Response to the September 2020 Government White Paper on the reform of the planning system.

By Hugh Worsnip, chairman of the Gloucester Civic Trust Planning Appraisal Panel.


The Trust has enjoyed a very fruitful relationship with the Gloucester City Council for many years. The Planning Appraisal Panel is informed of all planning applications as they are verified. We meet the Conservation Officer monthly and comment on all applications involving listed buildings, Scheduled Ancient Monuments and Conservation Areas. We also comment on significant buildings outside Conservation Areas if necessary.

Our main function is to protect and enhance historic buildings, promote good design in new buildings and see that Conservation area and design guide rules are enforced. We very rarely find ourselves at odds with the officers’ recommendations, but these are sometimes not endorsed by elected councillors on the Planning Committee.

My greatest concern having read the White Paper is the shift of planning powers from local people, and their elected representatives, to the central government – and the top down imposition of restrictions and rules.

The amount of work the proposals will impose on local councils will be overwhelming when the staffing has been cut so drastically. The planning service could be delivered faster if the cutbacks were reversed.

Without adequate staff who is going to prepare new local plans in 30 months – a process which currently takes seven years?

The White Paper proposes that the government will zone areas of land for: substantial growth, renewal, or protection but local councils will not be able to debate the principles of the schemes. All planning policy will be decided nationally.

Section 106 agreements, under which developers currently contribute substantial sums of money to councils for affordable housing, schools, roads etc. (£4.7 billion last year in England alone) will be scrapped. Councils will have to borrow money

to pay for these facilities in the hope of receiving recompense from a central fund.

All planning policy will be decided nationally, and housing targets imposed from Whitehall.

Councils will not be able to decide on plans with their neighbouring district councils as is currently the case within Gloucestershire.

The amount of development which can be done without planning permission will be increased.

There will be less say for local elected councillors on individual planning applications because of rules set by the government.

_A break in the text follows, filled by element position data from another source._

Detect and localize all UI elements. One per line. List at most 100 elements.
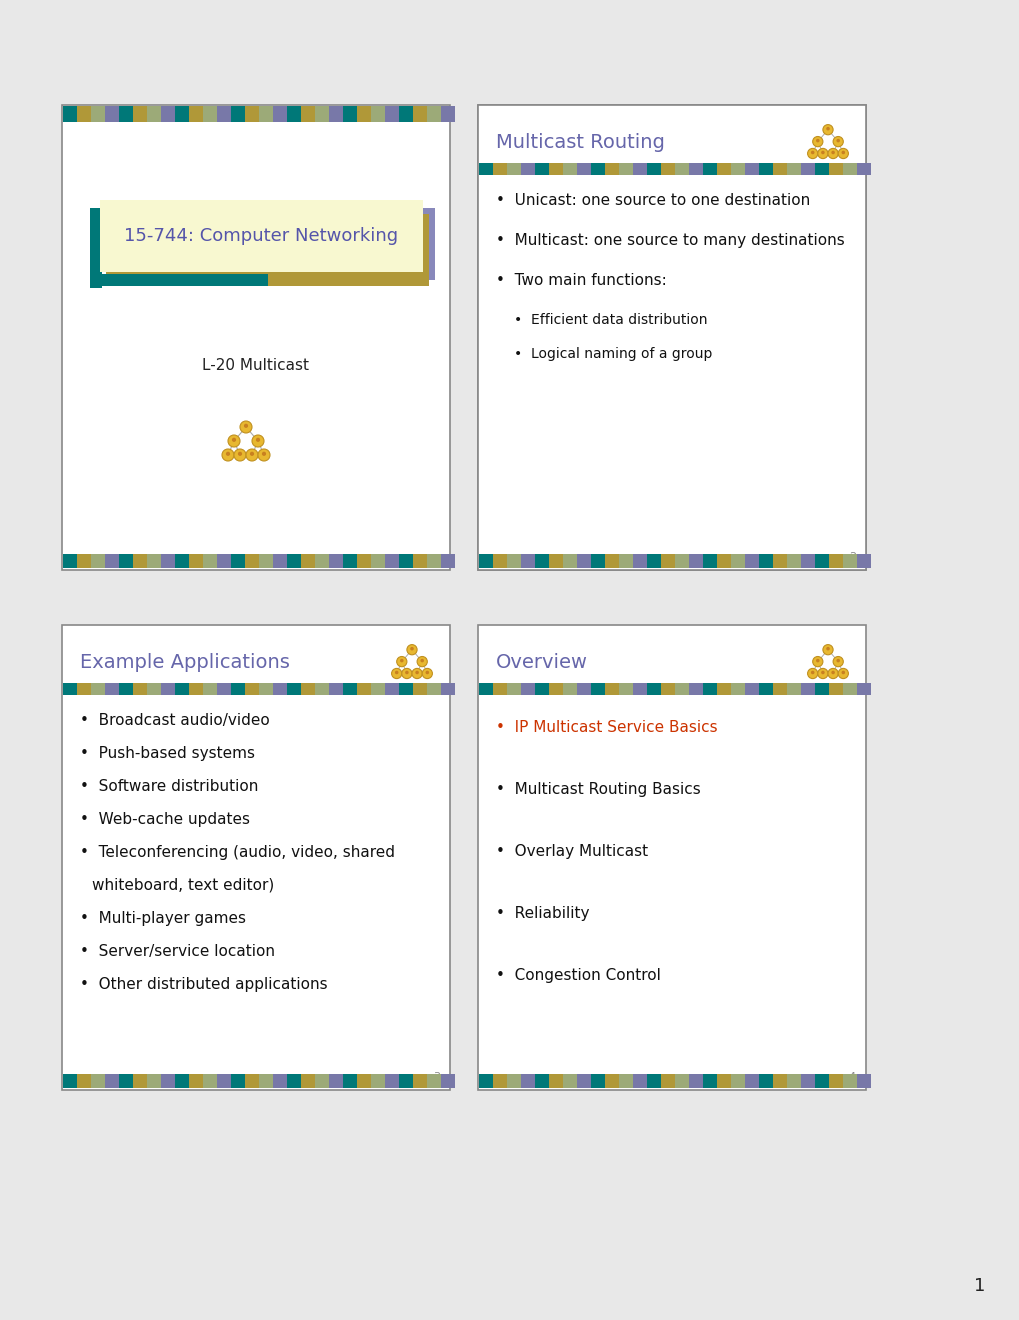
Bar	[660, 162, 675, 176]
Bar	[384, 1074, 398, 1088]
Bar	[273, 1074, 286, 1088]
Bar	[702, 682, 716, 696]
Bar	[245, 682, 259, 696]
Bar	[660, 554, 675, 568]
Bar	[329, 106, 342, 121]
Bar	[217, 682, 230, 696]
Text: •  Unicast: one source to one destination: • Unicast: one source to one destination	[495, 193, 809, 209]
Bar	[413, 106, 427, 121]
Bar	[62, 106, 449, 570]
Bar	[76, 1074, 91, 1088]
Bar	[90, 275, 268, 286]
Circle shape	[394, 671, 398, 675]
Bar	[203, 554, 217, 568]
Bar	[800, 162, 814, 176]
Circle shape	[825, 127, 829, 131]
Bar	[440, 682, 454, 696]
Bar	[427, 106, 440, 121]
Bar	[716, 162, 731, 176]
Bar	[535, 162, 548, 176]
Circle shape	[822, 124, 833, 135]
Text: •  Congestion Control: • Congestion Control	[495, 968, 660, 983]
Bar	[76, 682, 91, 696]
Text: •  Multi-player games: • Multi-player games	[79, 911, 246, 927]
Bar	[548, 1074, 562, 1088]
Bar	[357, 554, 371, 568]
Bar	[702, 1074, 716, 1088]
Bar	[856, 1074, 870, 1088]
Bar	[105, 1074, 119, 1088]
Bar	[828, 1074, 842, 1088]
Bar	[384, 554, 398, 568]
Bar	[217, 1074, 230, 1088]
Bar	[758, 682, 772, 696]
Bar	[413, 682, 427, 696]
Circle shape	[250, 451, 254, 455]
Bar	[357, 106, 371, 121]
Bar	[427, 682, 440, 696]
Bar	[161, 682, 175, 696]
Text: •  Other distributed applications: • Other distributed applications	[79, 977, 327, 993]
Bar	[688, 1074, 702, 1088]
Bar	[506, 1074, 521, 1088]
Bar	[590, 682, 604, 696]
Circle shape	[827, 668, 838, 678]
Bar	[535, 682, 548, 696]
Bar	[842, 554, 856, 568]
Bar	[633, 162, 646, 176]
Text: •  Software distribution: • Software distribution	[79, 779, 258, 795]
Bar	[147, 682, 161, 696]
Circle shape	[399, 659, 404, 663]
Bar	[371, 106, 384, 121]
Bar	[427, 1074, 440, 1088]
Bar	[646, 1074, 660, 1088]
Bar	[301, 682, 315, 696]
Bar	[63, 1074, 76, 1088]
Circle shape	[820, 150, 824, 154]
Bar	[217, 106, 230, 121]
Bar	[562, 682, 577, 696]
Circle shape	[228, 436, 239, 447]
Bar	[384, 682, 398, 696]
Bar	[175, 682, 189, 696]
Bar	[590, 554, 604, 568]
Circle shape	[841, 671, 845, 675]
Circle shape	[252, 436, 264, 447]
Circle shape	[827, 148, 838, 158]
Bar	[492, 162, 506, 176]
Bar	[646, 682, 660, 696]
Bar	[787, 1074, 800, 1088]
Bar	[479, 554, 492, 568]
Bar	[286, 682, 301, 696]
Bar	[112, 209, 434, 280]
Bar	[371, 554, 384, 568]
Bar	[384, 106, 398, 121]
Bar	[175, 1074, 189, 1088]
Bar	[619, 1074, 633, 1088]
Circle shape	[407, 644, 417, 655]
Bar	[675, 682, 688, 696]
Bar	[105, 682, 119, 696]
Circle shape	[833, 136, 843, 147]
Bar	[398, 682, 413, 696]
Circle shape	[836, 139, 840, 143]
Bar	[286, 1074, 301, 1088]
Bar	[91, 1074, 105, 1088]
Circle shape	[817, 148, 827, 158]
Bar	[521, 554, 535, 568]
Bar	[521, 1074, 535, 1088]
Bar	[744, 162, 758, 176]
Bar	[800, 554, 814, 568]
Bar	[787, 682, 800, 696]
Circle shape	[812, 656, 822, 667]
Bar	[132, 682, 147, 696]
Bar	[731, 554, 744, 568]
Bar	[660, 1074, 675, 1088]
Bar	[315, 682, 329, 696]
Bar	[105, 106, 119, 121]
Bar	[731, 682, 744, 696]
Bar	[548, 682, 562, 696]
Bar	[619, 162, 633, 176]
Bar	[535, 554, 548, 568]
Bar	[633, 682, 646, 696]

All these proposed changes are undesirable and should not form any part of new planning law.

The White Paper’s concentration on the needs of private house builders will not deliver houses of the type the nation most urgently requires – social housing  for those whose incomes and insecure employment mean that they will never qualify for a mortgage.

There is currently planning permission for a million homes, which have not been built, and 500,000 areas of brownfield land lie undeveloped.

Surprisingly, the White Paper gives very little regard to the major issues of biodiversity, energy conservation and climate change in any meaningful way.

The emphasis on good design is to be welcomed. While there will still be listed buildings and conservation areas in the government’s proposals, buildings of historic and architectural worth outside conservation areas, are not mentioned.